Just a quick note. Last year we all watched Catwoman twist her spine into impressive new shapes previously unseen by man. But we’re in 2013 now, and it’s time to prove that men are just as capable of contorting themselves into extinction.

wolvspine

This is the variant cover for All-New X-Men #7, from Nick Bradshaw. Another incredibly talented artist, just like Guillem March all those months ago, who here struggles to manage composition and anatomy. Don’t even try to work out what’s going on with Wolverine’s spine here, you guys. It’s a law of its own.

It’s a lovely cover otherwise, though.

14 COMMENTS

  1. I don’t really see the problem here. You can pivot your hips 90 degrees. Looks pretty plausible and dynamic to me. I’m not sure you know as much about anatomy as you think you do.

  2. Are you sure that Bradshaw isn’t deliberately quoting March here? That pose looks exactly the same as the one Catwoman was stuffed into.

  3. If he can show up in as many marvel tiles ah he does, like some mutant time lord, I guess he can do impossible posses too.

  4. I’m still waiting for a columnist to realize that Spider-Man, Nightwing, Deadpool and Nightcrawler have all been in far more ridiculously impossible poses than any allegedly sexist cover of recent years.
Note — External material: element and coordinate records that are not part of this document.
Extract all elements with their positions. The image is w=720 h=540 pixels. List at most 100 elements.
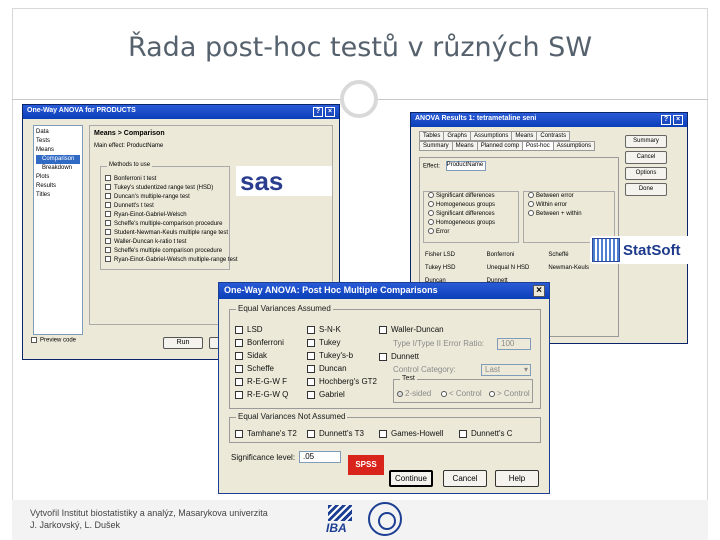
sas-title-bar: One-Way ANOVA for PRODUCTS ? ×: [23, 105, 339, 119]
tab-row1[interactable]: Assumptions: [470, 131, 513, 141]
dunnett-checkbox[interactable]: Dunnett: [379, 352, 419, 361]
tab-row2[interactable]: Summary: [419, 141, 453, 151]
tree-item[interactable]: Data: [36, 128, 80, 137]
sas-help-button[interactable]: ?: [313, 107, 323, 117]
tab-row2[interactable]: Planned comp: [476, 141, 524, 151]
footer-logos: IBA: [326, 500, 402, 538]
error-option[interactable]: Between error: [524, 192, 614, 201]
waller-duncan-checkbox[interactable]: Waller-Duncan: [379, 325, 444, 334]
sas-preview-checkbox[interactable]: Preview code: [31, 337, 76, 344]
regwf-checkbox[interactable]: R-E-G-W F: [235, 377, 287, 386]
options-button[interactable]: Options: [625, 167, 667, 180]
test-button[interactable]: Tukey HSD: [425, 262, 485, 275]
tab-row1[interactable]: Tables: [419, 131, 445, 141]
method-option[interactable]: Dunnett's t test: [105, 202, 225, 211]
tree-item-selected[interactable]: Comparison: [36, 155, 80, 164]
tree-item[interactable]: Tests: [36, 137, 80, 146]
control-category-label: Control Category:: [393, 365, 456, 374]
bonferroni-checkbox[interactable]: Bonferroni: [235, 338, 284, 347]
decorative-ring: [340, 80, 378, 118]
tukey-b-checkbox[interactable]: Tukey's-b: [307, 351, 353, 360]
display-option[interactable]: Error: [424, 228, 518, 237]
error-option[interactable]: Within error: [524, 201, 614, 210]
tab-row2[interactable]: Means: [451, 141, 478, 151]
error-option[interactable]: Between + within: [524, 210, 614, 219]
tab-row2[interactable]: Assumptions: [552, 141, 596, 151]
method-option[interactable]: Scheffe's multiple comparison procedure: [105, 247, 225, 256]
gt-control-radio[interactable]: > Control: [489, 389, 530, 398]
display-option[interactable]: Significant differences: [424, 210, 518, 219]
dunnett-c-checkbox[interactable]: Dunnett's C: [459, 429, 513, 438]
cancel-button[interactable]: Cancel: [443, 470, 487, 487]
cancel-button[interactable]: Cancel: [625, 151, 667, 164]
method-option[interactable]: Bonferroni t test: [105, 175, 225, 184]
sas-task-tree: Data Tests Means Comparison Breakdown Pl…: [33, 125, 83, 335]
method-option[interactable]: Ryan-Einot-Gabriel-Welsch multiple-range…: [105, 256, 238, 265]
checkbox-icon: [105, 202, 111, 209]
test-button[interactable]: Fisher LSD: [425, 249, 485, 262]
tab-post-hoc[interactable]: Post-hoc: [522, 141, 554, 151]
dunnett-t3-checkbox[interactable]: Dunnett's T3: [307, 429, 364, 438]
method-option[interactable]: Tukey's studentized range test (HSD): [105, 184, 225, 193]
display-option[interactable]: Homogeneous groups: [424, 201, 518, 210]
tree-item[interactable]: Plots: [36, 173, 80, 182]
checkbox-icon: [105, 229, 111, 236]
spss-post-hoc-dialog: One-Way ANOVA: Post Hoc Multiple Compari…: [218, 282, 550, 494]
sas-close-button[interactable]: ×: [325, 107, 335, 117]
sidak-checkbox[interactable]: Sidak: [235, 351, 267, 360]
done-button[interactable]: Done: [625, 183, 667, 196]
significance-input[interactable]: .05: [299, 451, 341, 463]
help-button[interactable]: Help: [495, 470, 539, 487]
continue-button[interactable]: Continue: [389, 470, 433, 487]
test-button[interactable]: Unequal N HSD: [487, 262, 547, 275]
test-button[interactable]: Bonferroni: [487, 249, 547, 262]
statistica-help-button[interactable]: ?: [661, 115, 671, 125]
test-legend: Test: [400, 375, 417, 382]
games-howell-checkbox[interactable]: Games-Howell: [379, 429, 443, 438]
tab-row1[interactable]: Graphs: [443, 131, 472, 141]
summary-button[interactable]: Summary: [625, 135, 667, 148]
sas-main-effect: Main effect: ProductName: [94, 143, 164, 149]
sas-run-button[interactable]: Run: [163, 337, 203, 349]
duncan-checkbox[interactable]: Duncan: [307, 364, 347, 373]
checkbox-icon: [105, 220, 111, 227]
tamhane-checkbox[interactable]: Tamhane's T2: [235, 429, 297, 438]
type-ratio-label: Type I/Type II Error Ratio:: [393, 339, 485, 348]
spss-logo: SPSS: [348, 455, 384, 475]
gabriel-checkbox[interactable]: Gabriel: [307, 390, 345, 399]
snk-checkbox[interactable]: S-N-K: [307, 325, 341, 334]
display-option[interactable]: Significant differences: [424, 192, 518, 201]
sas-window-title: One-Way ANOVA for PRODUCTS: [27, 107, 136, 114]
chevron-down-icon: ▾: [523, 365, 528, 374]
control-category-select[interactable]: Last ▾: [481, 364, 531, 376]
type-ratio-input[interactable]: 100: [497, 338, 531, 350]
tab-row1[interactable]: Means: [511, 131, 538, 141]
checkbox-icon: [105, 256, 111, 263]
spss-close-button[interactable]: ×: [533, 285, 545, 297]
method-option[interactable]: Duncan's multiple-range test: [105, 193, 225, 202]
unequal-variances-legend: Equal Variances Not Assumed: [236, 412, 348, 421]
tree-item[interactable]: Means: [36, 146, 80, 155]
tree-item[interactable]: Titles: [36, 191, 80, 200]
method-option[interactable]: Student-Newman-Keuls multiple range test: [105, 229, 228, 238]
tree-item[interactable]: Breakdown: [36, 164, 80, 173]
method-option[interactable]: Waller-Duncan k-ratio t test: [105, 238, 225, 247]
tukey-checkbox[interactable]: Tukey: [307, 338, 341, 347]
method-option[interactable]: Ryan-Einot-Gabriel-Welsch: [105, 211, 225, 220]
method-option[interactable]: Scheffe's multiple-comparison procedure: [105, 220, 225, 229]
lsd-checkbox[interactable]: LSD: [235, 325, 263, 334]
scheffe-checkbox[interactable]: Scheffe: [235, 364, 274, 373]
tree-item[interactable]: Results: [36, 182, 80, 191]
equal-variances-legend: Equal Variances Assumed: [236, 304, 333, 313]
two-sided-radio[interactable]: 2-sided: [397, 389, 431, 398]
statistica-display-group: Significant differences Homogeneous grou…: [423, 191, 519, 243]
effect-select[interactable]: ProductName: [445, 161, 486, 171]
spss-window-title: One-Way ANOVA: Post Hoc Multiple Compari…: [224, 285, 438, 295]
regwq-checkbox[interactable]: R-E-G-W Q: [235, 390, 288, 399]
hochberg-checkbox[interactable]: Hochberg's GT2: [307, 377, 377, 386]
statistica-close-button[interactable]: ×: [673, 115, 683, 125]
display-option[interactable]: Homogeneous groups: [424, 219, 518, 228]
tab-row1[interactable]: Contrasts: [536, 131, 571, 141]
checkbox-icon: [31, 337, 37, 343]
lt-control-radio[interactable]: < Control: [441, 389, 482, 398]
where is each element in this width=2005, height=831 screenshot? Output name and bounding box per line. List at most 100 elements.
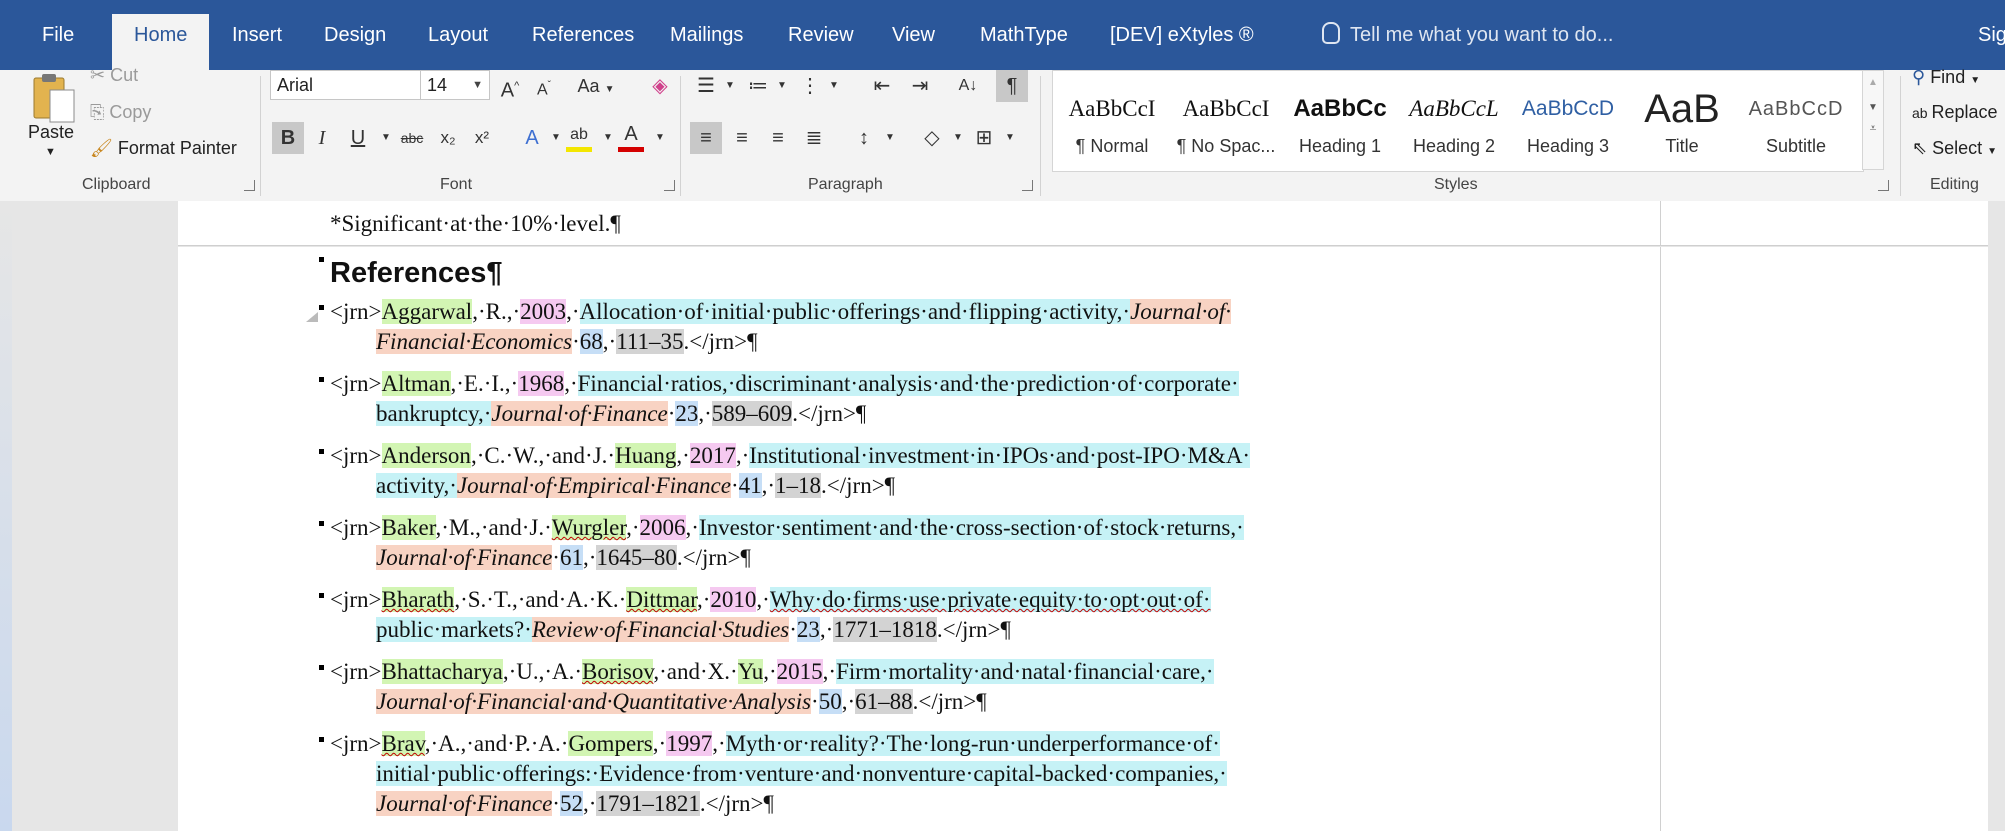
shrink-font-button[interactable]: Aˇ: [528, 70, 560, 102]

  5. Wow LT, you’re totally correct! All those shots of Nightcrawler strategically framed to show off his taut Teutonic buttocks and perky pecs in the same shot. And now that I think of it, I’m pretty sure one of those McFarlane Spider-Man covers featured his package, pecs, and butt all at the same time. In retrospect, that’s probably why I felt so dirty after buying multiple copies. As for Deadpool, he’s a little after my time. But oh boy, that Creeper! Dirty, dirty Ditko.

  6. Wolverine does a lot of yoga and pilates. ;) In a universe where adamantium laced skeletons and healing factors exist, a few implausible poses seem within the realm of suspending one’s disbelief. Stretch your imagination.

  7. I’ve always wondered how you coat a person’s skeleton with metal while it’s still inside the body, leaving the person alive at the end. Do you have to open every limb, peel off the scalp, full chest cavity spread, etc.? Or is there a way to pour it through the muscles and nerve endings and such without getting a mess all over everything? For that matter, since it’s the hardest metal known, wouldn’t it be really, really hot in molten form? Does he have metal on the inside of his skull? Are the three tiny bones in the ear covered with the stuff? If so, how does he keep his balance? While I’m at it, why don’t the people involved in this patent and market this amazing technology? how does Wolverine ever get on a commercial airlines? I wonder about things.